Attached is a patch against current branch-0.20 which resolves the protocol incompatibility of the
HDFS-101/ HDFS-793 pair. Since this is tricky code, I'll try to summarize the patch in detail:
HDFS-793, PipelineAck's wire format includes a new element which is the number of status replies to follow. This is the central incompatibility. So, in this patch, I removed that field and reset the version number back to the original 14 from old branch-0.20. To know how many status replies to read, it now takes the downstream pipeline depth as a constructor parameter.
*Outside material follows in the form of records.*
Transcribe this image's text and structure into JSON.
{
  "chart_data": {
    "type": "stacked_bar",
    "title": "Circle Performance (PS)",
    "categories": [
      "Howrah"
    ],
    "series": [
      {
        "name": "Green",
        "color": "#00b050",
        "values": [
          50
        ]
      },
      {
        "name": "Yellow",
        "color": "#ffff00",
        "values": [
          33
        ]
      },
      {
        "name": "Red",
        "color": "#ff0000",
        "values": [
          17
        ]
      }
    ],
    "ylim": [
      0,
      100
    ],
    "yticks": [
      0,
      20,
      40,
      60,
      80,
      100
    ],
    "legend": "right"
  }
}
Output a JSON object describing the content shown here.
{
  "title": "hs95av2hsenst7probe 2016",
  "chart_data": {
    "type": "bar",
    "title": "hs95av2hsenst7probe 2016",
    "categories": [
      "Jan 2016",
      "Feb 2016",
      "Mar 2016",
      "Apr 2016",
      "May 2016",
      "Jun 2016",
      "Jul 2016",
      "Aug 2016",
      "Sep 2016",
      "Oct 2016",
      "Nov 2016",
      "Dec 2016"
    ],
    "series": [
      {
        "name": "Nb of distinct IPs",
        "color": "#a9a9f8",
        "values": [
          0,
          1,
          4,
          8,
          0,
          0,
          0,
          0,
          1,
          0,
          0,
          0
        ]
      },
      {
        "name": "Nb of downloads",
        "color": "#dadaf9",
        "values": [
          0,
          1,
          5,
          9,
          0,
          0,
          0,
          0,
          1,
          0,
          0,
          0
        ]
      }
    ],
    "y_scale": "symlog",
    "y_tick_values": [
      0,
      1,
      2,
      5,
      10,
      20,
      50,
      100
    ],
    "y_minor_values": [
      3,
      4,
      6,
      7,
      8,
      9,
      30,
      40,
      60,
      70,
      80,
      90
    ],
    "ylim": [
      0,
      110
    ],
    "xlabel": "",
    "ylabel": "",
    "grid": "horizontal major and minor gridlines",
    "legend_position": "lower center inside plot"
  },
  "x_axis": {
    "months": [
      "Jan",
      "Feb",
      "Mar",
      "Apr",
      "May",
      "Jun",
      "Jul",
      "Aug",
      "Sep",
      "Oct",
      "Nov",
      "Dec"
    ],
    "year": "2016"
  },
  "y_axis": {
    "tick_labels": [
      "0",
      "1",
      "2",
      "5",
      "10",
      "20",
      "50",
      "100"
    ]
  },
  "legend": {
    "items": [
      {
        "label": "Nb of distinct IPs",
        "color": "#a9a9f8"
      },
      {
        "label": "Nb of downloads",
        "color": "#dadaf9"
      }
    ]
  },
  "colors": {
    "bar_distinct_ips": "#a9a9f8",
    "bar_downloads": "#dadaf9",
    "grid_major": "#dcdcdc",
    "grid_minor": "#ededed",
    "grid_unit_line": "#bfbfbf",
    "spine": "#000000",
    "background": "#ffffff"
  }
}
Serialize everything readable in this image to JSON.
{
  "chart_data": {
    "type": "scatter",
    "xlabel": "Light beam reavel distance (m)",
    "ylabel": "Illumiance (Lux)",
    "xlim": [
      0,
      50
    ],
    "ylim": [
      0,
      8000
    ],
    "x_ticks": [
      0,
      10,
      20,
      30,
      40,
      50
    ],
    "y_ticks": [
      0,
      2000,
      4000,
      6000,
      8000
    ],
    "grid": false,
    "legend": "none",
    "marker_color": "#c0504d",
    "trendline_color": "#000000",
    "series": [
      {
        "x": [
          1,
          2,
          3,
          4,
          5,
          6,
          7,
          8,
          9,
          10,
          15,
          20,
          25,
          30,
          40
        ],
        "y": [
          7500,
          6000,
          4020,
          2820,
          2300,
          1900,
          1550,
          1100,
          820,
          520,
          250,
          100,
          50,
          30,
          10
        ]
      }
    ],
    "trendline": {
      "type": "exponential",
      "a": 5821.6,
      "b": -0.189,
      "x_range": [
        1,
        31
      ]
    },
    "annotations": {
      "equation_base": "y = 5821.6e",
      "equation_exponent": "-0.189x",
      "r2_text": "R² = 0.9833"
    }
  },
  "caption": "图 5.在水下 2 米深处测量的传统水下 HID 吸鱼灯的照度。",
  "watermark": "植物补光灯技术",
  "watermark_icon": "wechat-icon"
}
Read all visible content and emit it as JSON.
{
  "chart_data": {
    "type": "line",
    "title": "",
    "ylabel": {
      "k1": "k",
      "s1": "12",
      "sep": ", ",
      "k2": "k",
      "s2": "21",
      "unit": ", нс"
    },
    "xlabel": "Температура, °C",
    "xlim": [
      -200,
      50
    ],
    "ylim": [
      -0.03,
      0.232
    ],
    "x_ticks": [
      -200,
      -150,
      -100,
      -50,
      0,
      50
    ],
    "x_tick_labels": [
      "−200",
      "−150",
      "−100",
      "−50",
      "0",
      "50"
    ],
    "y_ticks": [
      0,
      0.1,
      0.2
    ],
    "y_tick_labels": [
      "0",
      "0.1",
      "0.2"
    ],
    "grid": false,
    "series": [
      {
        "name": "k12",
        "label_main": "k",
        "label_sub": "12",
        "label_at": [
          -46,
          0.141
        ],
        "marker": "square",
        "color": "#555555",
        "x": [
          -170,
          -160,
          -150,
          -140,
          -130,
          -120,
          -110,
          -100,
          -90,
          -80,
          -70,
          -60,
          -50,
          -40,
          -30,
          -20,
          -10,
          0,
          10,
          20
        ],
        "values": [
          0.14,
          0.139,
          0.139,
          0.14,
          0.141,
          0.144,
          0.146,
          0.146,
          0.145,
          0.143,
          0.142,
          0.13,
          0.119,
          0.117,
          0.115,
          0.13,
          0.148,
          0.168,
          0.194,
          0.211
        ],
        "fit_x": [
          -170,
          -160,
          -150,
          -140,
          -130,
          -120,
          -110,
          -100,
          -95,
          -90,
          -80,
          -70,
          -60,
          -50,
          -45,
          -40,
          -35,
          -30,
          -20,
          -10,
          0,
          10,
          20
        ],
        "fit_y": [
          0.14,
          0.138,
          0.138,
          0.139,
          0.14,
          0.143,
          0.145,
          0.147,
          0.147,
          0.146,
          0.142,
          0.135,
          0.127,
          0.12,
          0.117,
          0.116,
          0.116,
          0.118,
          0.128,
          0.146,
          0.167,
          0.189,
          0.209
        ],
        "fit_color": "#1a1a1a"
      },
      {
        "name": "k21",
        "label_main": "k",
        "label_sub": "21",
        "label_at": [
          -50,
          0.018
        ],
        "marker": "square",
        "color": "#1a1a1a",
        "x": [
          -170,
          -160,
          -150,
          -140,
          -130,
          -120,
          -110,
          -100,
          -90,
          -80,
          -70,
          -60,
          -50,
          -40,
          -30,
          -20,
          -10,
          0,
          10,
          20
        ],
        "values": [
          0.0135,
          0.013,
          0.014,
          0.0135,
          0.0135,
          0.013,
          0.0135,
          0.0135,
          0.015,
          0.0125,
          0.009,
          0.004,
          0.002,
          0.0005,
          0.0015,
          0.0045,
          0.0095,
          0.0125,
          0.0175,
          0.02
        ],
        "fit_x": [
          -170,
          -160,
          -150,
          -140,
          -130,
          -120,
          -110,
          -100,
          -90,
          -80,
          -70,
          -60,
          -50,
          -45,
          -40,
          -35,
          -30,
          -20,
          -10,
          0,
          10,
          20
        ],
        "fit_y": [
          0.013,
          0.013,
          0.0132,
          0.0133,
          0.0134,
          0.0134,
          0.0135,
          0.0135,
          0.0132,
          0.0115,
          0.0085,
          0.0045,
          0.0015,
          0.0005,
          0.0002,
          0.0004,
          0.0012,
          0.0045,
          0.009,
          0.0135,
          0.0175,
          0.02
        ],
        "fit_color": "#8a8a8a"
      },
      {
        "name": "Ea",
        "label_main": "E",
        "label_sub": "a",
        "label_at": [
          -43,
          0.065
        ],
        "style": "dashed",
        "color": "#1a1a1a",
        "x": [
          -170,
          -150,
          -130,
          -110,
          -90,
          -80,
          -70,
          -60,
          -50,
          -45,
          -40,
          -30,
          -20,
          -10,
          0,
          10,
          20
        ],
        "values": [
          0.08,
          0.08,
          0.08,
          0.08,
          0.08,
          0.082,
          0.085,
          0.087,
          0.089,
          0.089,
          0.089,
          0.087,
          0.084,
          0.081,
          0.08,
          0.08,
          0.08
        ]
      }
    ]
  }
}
This is used only for reading, and otherwise is -1 (it's an error to call readFields if it's not been set)
Since the number of replies in a pipeline ack is no longer dynamic, I removed the getNumOfReplies call as well.
When reading an ack, I check for the HEARTBEAT message, and in that case don't read any replies. Otherwise I expect a reply from each downstream datanode. For review: should readFields handle the case of a sequence number equal to -2? Best I can tell, the current code never sends such a sequence number, and if it does it is an error. It may make sense to check for it and throw an IOException in the case of a negative seqno that is not HEARTBEAT_SEQNO. Opinions appreciated.
In DFSClient I added a DEBUG level printout for the contents of the pipeline. This was useful to me as I was testing, to ensure that I tested killing each of the nodes in the pipeline in the intended order.
In BlockReciever, I added back the "continue" during HEARTBEAT processing. I believe this was an omission in the earlier patch - best I can tell, without the continue, it currently sends a spurious "seqno=-2" ack after each heartbeat. With the continue call, it circles around the loop correctly to wait for the next ack.
For review: I put a TODO for the case where BlockReceiver receives a seqno = -2. I currently believe that any negative sequence number that is not HEART_BEAT is an error and should throw an IOException (eg we got our reads misaligned).
When constructing the ack message for a failed mirror, since every ack must have the same number of replies, I send SUCCESS followed by N errors, where N is the number of downstream targets. The client's behavior is to eject the first ERROR node, so the presence of ERROR status further downstream is unimportant - in truth they are semantically UNKNOWN, but no such status code exists. For review:
HDFS-793 reversed the order of the loop on DFSClient.java:2431 to locate the last DN with ERROR status. I had to reverse this back to the original loop order for this patch since the replies look like SUCCESS, ERROR, ERROR in the case that DN 2 dies.
In terms of testing, I performed the following:
- Start up 3 node distributed cluster using patched servers
- With an unpatched client, began uploading a file. Killed each node in the pipeline (first, second, last) and ensured that the correct datanode was ejected.
- With a patched client and patched server, ran the same test.
- With patched client and unpatched server, ensured that file uploads work properly. I did not test killing the unpatched server nodes here - I can do so if necessary, but was using a shared cluster for this test.
In all cases, the file upload lasted more than 30 seconds, so heartbeats were tested.